To handle this issue, we have created a dummy variable that records a value of ‘1’ for values ranging from 0–27 and ‘0’ for values of 999 in the ‘lcdays’ column.
We used the CatBoostClassifier algorithm to predict savings account openings. CatBoost is a machine learning algorithm that is known for its ability to handle categorical variables and produce accurate results. The algorithm uses gradient boosting and can handle missing values and categorical features without the need for one-hot encoding.
CatBoostClassifier is a powerful machine learning model that handles class imbalance, unknown values, and categorical variables. Its gradient boosting algorithm, optimized handling of categorical features, and automatic feature scaling make it superior to other models. CatBoostClassifier is resistant to overfitting due to L2 (Ridge) regularization and early stopping, preventing the model from fitting too closely to the training data. Its novel ordering algorithm also improves missing value handling.
As we’re using CatBoostClassifier(), we have not performed any standardization on the numerical variables or one-hot encoding on the categorical variables.
Splitting the train and test data sets.
To counter the imbalance in the data set we assign weights to the two classes.

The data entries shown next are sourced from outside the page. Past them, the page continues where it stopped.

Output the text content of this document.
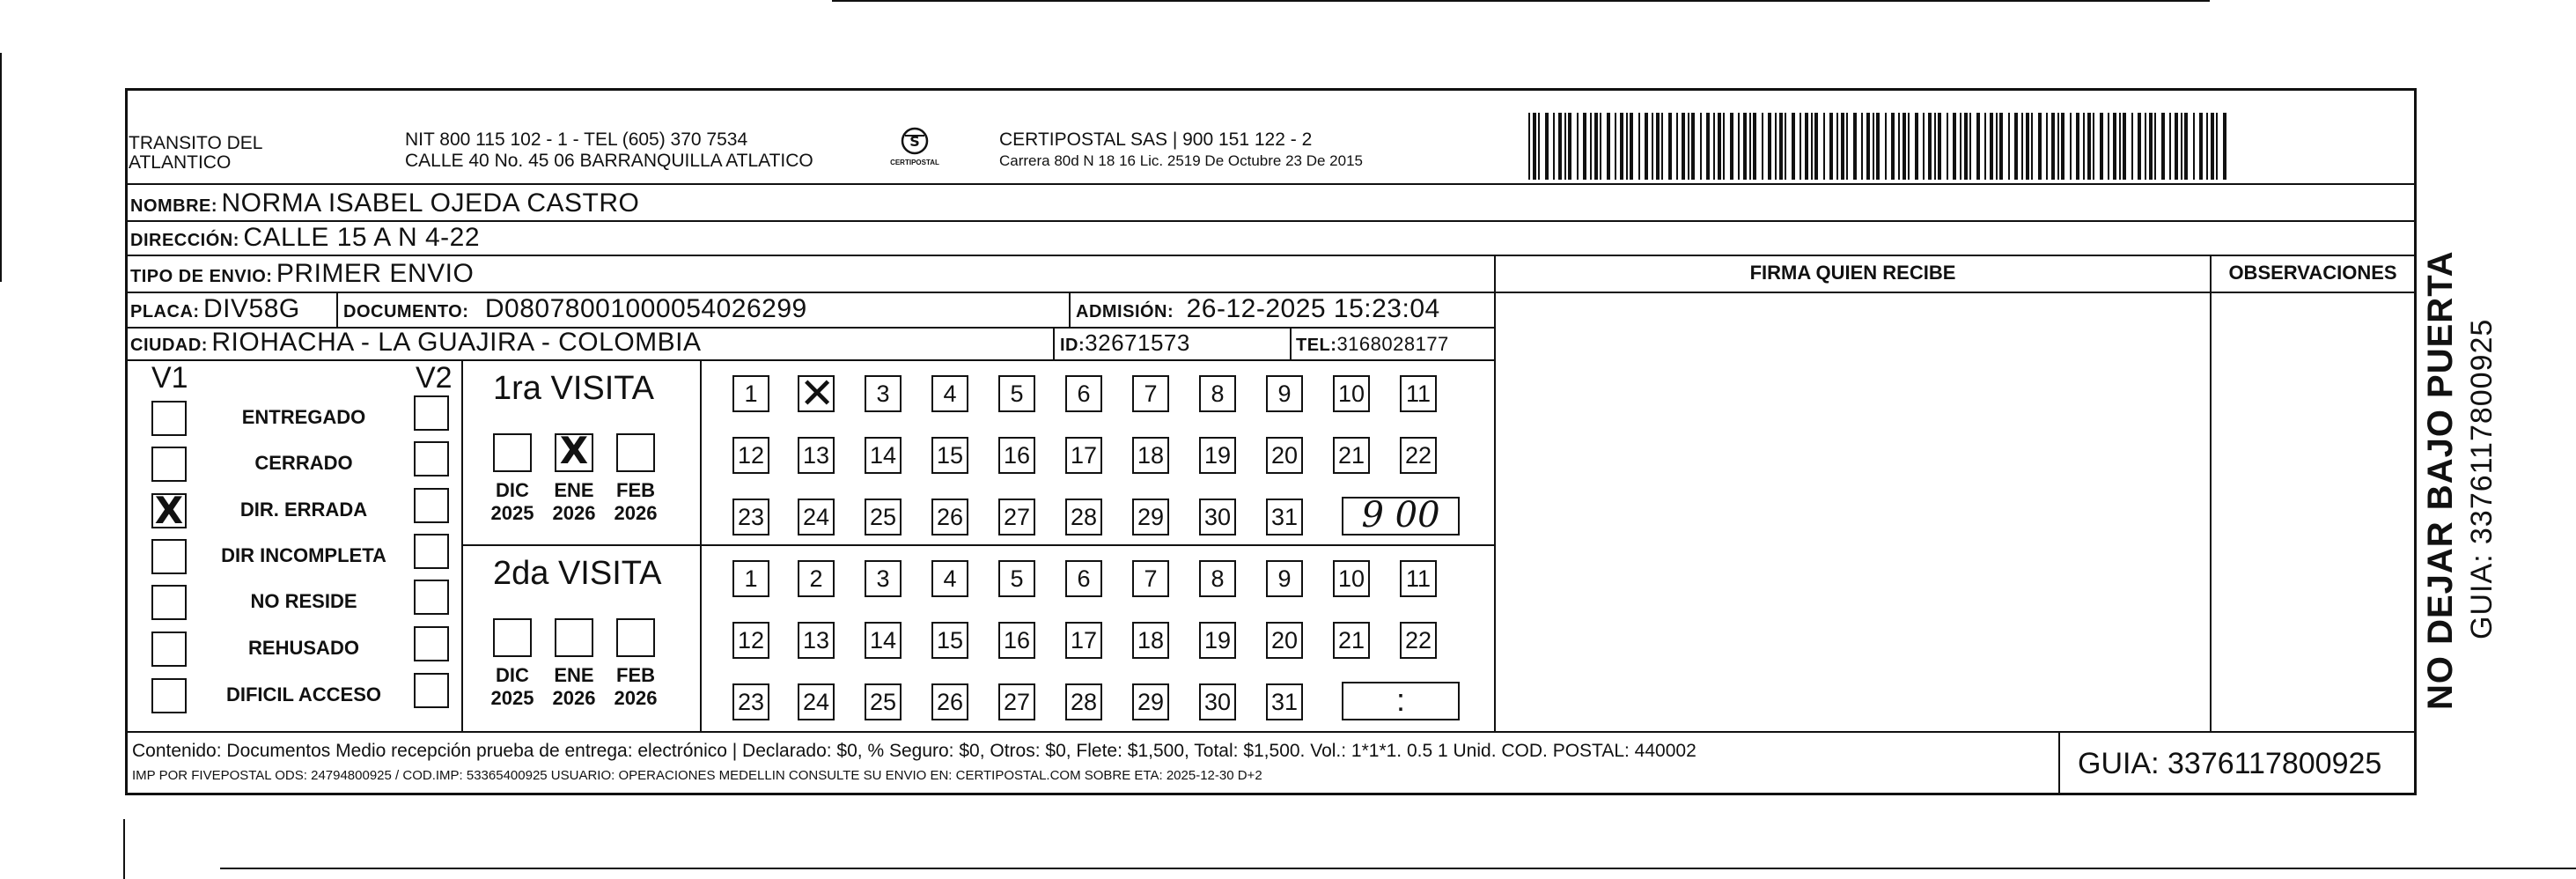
TRANSITO DEL
ATLANTICO
NIT 800 115 102 - 1 - TEL (605) 370 7534
CALLE 40 No. 45 06 BARRANQUILLA ATLATICO
S
CERTIPOSTAL
CERTIPOSTAL SAS | 900 151 122 - 2
Carrera 80d N 18 16 Lic. 2519 De Octubre 23 De 2015
NOMBRE: NORMA ISABEL OJEDA CASTRO
DIRECCIÓN: CALLE 15 A N 4-22
TIPO DE ENVIO: PRIMER ENVIO
PLACA: DIV58G DOCUMENTO: D08078001000054026299	ADMISIÓN: 26-12-2025 15:23:04
CIUDAD: RIOHACHA - LA GUAJIRA - COLOMBIA	ID:32671573	TEL:3168028177
FIRMA QUIEN RECIBE	OBSERVACIONES
V1	V2
ENTREGADO
CERRADO
X	DIR. ERRADA
DIR INCOMPLETA
NO RESIDE
REHUSADO
DIFICIL ACCESO
1ra VISITA
DIC
2025
X
ENE
2026
FEB
2026
1 ✕	3	4	5	6	7	8	9	10 11
12 13 14 15 16 17 18 19 20 21 22
23 24 25 26 27 28 29 30 31	9 00
2da VISITA
DIC
2025
ENE
2026
FEB
2026
1	2	3	4	5	6	7	8	9	10 11
12 13 14 15 16 17 18 19 20 21 22
23 24 25 26 27 28 29 30 31	:
Contenido: Documentos Medio recepción prueba de entrega: electrónico | Declarado: $0, % Seguro: $0, Otros: $0, Flete: $1,500, Total: $1,500. Vol.: 1*1*1. 0.5 1 Unid. COD. POSTAL: 440002
IMP POR FIVEPOSTAL ODS: 24794800925 / COD.IMP: 53365400925 USUARIO: OPERACIONES MEDELLIN CONSULTE SU ENVIO EN: CERTIPOSTAL.COM SOBRE ETA: 2025-12-30 D+2	GUIA: 3376117800925
NO DEJAR BAJO PUERTA GUIA: 3376117800925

The class weights can be used as a hyper-parameter while fitting the CatBoostClassifier model.
Next, we use hyper-parameter tuning to select the best model to fit.
We trained the CatBoostClassifier on the training set and achieved an AUC of 79%. We then tested the model on the test set and achieved an AUC of 82%, indicating that the model is not overfitting.
Next, we plot the feature importance graph.
The most important predictors for opening a savings account identified by our CatBoost model are socio-economic variables like number of employees (employees), euribor 3 month rate (euri3) and consumer confidence index (cconf). Employees and euri3 are exogenous variables outside the bank’s control, while cconf depends on historic performance and customer confidence. This prediction is reasonable. Future campaigns should focus on variables like last contact month of year (month), mode of contact (ctype), and the number of times the customer is contacted for the current marketing campaign(ccontact). This prediction is also along rational lines.
Using the CatBoostClassifier algorithm, we were able to accurately predict which customers are more likely to open a savings account. This information can be used to optimize marketing campaigns, targeting customers who are more likely to open a savings account. This will save the bank time and resources, as they will not have to market to customers who are less likely to open an account.
In conclusion, machine learning algorithms like CatBoostClassifier can be used to optimize marketing campaigns in the banking industry. By predicting savings account openings, banks can save time and resources and focus their efforts on customers who are more likely to open an account.